Alcune considerazioni a margine della sentenza n. 132/2025.
1. Mediante la sentenza n. 132/2025, pres. Amoroso, red. Petitti, la Corte costituzionale ha deciso, in via di urgenza, in meno di tre mesi, una questione di costituzionalità sollevata dal Tribunale di Firenze in un giudizio civile nel quale la sig.ra M.S. aveva convenuto in giudizio, in particolare, il Ministero della Salute e la Presidenza del Consiglio dei ministri.
L’oggetto del giudizio cautelare instaurato di fronte al Tribunale di Firenze era duplice:
– da un lato, lamentare la mancata introduzione in Italia di una legge sull’eutanasia attiva. Nelle parole della sentenza: “accertare, previa eventuale rimessione di questione di legittimità costituzionale dell’art. 579 cod. pen., la sussistenza, in capo alla stessa ricorrente, del ‘diritto fondamentale ad autodeterminarsi nelle scelte terapeutiche in materia di fine vita, nella sua declinazione del diritto di scegliere, in modo libero, consapevole e informato, di procedere alla somministrazione del farmaco letale in modalità eteronoma e dunque da parte del personale sanitario’”;
– dall’altro lato, la richiesta al Tribunale di una sorta di “parere preventivo” per mandare esente da punibilità il medico che avesse realizzato attivamente il proposito della signora di porre termine alla propria vita, non già autosomministrandosi il farmaco, bensì facendoselo iniettare in vena dal terzo; accertamento preventivo configurabile unicamente per il tramite della questione di legittimità costituzionale relativamente all’art. 579 c.p., che punisce l’omicidio del consenziente. Nelle parole della sentenza: richiesta “al giudice cautelare che il proprio medico di fiducia fosse autorizzato, inaudita altera parte, ad attuare la sua volontà suicidaria, tramite infusione del farmaco letale, che ella non è più in grado di autosomministrarsi”.

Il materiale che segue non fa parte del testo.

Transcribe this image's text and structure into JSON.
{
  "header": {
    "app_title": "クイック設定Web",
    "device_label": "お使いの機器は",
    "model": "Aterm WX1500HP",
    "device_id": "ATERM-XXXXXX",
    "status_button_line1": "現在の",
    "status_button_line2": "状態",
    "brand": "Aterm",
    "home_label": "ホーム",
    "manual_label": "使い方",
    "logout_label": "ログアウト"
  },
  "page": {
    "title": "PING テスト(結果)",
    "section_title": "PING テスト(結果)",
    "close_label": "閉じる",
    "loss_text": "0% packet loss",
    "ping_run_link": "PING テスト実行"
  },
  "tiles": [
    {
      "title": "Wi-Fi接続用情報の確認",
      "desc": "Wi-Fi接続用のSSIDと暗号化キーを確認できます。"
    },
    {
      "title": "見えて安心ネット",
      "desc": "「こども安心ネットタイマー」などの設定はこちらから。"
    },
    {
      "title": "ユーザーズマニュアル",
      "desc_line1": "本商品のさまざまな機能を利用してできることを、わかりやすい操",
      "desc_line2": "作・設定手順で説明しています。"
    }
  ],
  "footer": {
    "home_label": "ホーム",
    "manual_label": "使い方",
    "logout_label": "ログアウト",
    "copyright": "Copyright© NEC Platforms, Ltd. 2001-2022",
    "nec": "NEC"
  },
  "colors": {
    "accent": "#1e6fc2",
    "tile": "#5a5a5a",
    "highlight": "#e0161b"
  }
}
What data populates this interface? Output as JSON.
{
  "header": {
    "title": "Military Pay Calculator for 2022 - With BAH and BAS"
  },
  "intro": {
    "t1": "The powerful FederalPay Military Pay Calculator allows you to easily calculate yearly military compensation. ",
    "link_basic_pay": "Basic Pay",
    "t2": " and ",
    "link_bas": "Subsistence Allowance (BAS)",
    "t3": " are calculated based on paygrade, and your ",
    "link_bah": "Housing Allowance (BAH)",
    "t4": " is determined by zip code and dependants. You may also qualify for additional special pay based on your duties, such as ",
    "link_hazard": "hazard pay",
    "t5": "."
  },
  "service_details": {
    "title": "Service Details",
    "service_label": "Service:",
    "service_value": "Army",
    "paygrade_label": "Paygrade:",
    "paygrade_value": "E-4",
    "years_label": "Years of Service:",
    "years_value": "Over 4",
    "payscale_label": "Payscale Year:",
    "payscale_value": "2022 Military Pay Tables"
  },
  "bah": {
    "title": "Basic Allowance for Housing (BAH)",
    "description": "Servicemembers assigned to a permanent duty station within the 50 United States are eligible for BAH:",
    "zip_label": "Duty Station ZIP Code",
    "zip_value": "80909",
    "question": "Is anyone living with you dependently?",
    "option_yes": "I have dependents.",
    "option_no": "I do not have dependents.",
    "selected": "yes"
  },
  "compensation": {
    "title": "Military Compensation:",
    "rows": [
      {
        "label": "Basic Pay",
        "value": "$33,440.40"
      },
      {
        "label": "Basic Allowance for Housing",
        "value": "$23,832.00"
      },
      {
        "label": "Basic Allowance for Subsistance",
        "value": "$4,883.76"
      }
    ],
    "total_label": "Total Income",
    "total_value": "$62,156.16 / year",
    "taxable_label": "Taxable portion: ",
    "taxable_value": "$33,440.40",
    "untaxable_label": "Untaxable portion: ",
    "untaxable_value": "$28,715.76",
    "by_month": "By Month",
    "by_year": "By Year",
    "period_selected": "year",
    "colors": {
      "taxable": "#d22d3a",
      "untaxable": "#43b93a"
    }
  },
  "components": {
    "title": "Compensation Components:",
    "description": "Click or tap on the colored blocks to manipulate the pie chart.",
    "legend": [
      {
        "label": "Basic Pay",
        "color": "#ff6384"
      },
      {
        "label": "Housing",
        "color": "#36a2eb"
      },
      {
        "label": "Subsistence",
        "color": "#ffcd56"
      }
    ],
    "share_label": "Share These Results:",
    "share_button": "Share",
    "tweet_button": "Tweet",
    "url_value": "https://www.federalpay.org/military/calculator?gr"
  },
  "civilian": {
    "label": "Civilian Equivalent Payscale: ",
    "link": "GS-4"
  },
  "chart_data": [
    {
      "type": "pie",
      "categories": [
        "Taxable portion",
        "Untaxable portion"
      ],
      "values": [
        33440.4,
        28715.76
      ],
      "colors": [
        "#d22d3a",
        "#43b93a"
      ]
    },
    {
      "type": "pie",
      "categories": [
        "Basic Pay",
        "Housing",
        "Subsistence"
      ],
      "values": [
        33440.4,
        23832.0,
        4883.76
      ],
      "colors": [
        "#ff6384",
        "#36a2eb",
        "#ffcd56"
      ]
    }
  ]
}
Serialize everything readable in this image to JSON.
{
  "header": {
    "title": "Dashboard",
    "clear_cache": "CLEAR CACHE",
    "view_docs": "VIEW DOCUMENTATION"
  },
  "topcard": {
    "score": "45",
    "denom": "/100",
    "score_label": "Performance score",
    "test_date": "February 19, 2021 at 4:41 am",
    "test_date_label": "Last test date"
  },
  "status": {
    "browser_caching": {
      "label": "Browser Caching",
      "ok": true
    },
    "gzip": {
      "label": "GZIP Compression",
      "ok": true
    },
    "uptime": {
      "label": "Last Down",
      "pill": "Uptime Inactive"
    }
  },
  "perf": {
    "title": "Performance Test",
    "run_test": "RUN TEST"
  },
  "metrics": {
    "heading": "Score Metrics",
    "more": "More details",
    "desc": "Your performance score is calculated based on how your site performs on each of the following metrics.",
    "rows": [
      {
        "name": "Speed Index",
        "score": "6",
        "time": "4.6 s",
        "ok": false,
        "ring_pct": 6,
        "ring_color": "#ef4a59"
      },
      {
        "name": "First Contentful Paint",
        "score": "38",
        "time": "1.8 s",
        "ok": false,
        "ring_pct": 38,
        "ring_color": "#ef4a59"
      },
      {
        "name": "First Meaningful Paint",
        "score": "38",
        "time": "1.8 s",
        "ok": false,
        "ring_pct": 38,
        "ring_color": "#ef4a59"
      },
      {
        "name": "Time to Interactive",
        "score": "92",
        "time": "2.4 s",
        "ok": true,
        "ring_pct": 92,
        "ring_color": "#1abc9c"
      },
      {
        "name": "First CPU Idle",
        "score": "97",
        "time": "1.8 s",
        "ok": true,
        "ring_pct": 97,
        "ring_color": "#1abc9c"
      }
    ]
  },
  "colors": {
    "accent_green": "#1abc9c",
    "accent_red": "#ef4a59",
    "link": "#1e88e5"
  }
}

2. Sebbene il risultato pratico della sentenza n. 132/2025 appaia nell’immediato favorevole alla difesa della vita dei più vulnerabili, poiché la questione di costituzionalità è stata dichiarata alfine inammissibile, la motivazione della sentenza si segnala per un’impostazione di fondo e per alcuni passaggi altamente problematici.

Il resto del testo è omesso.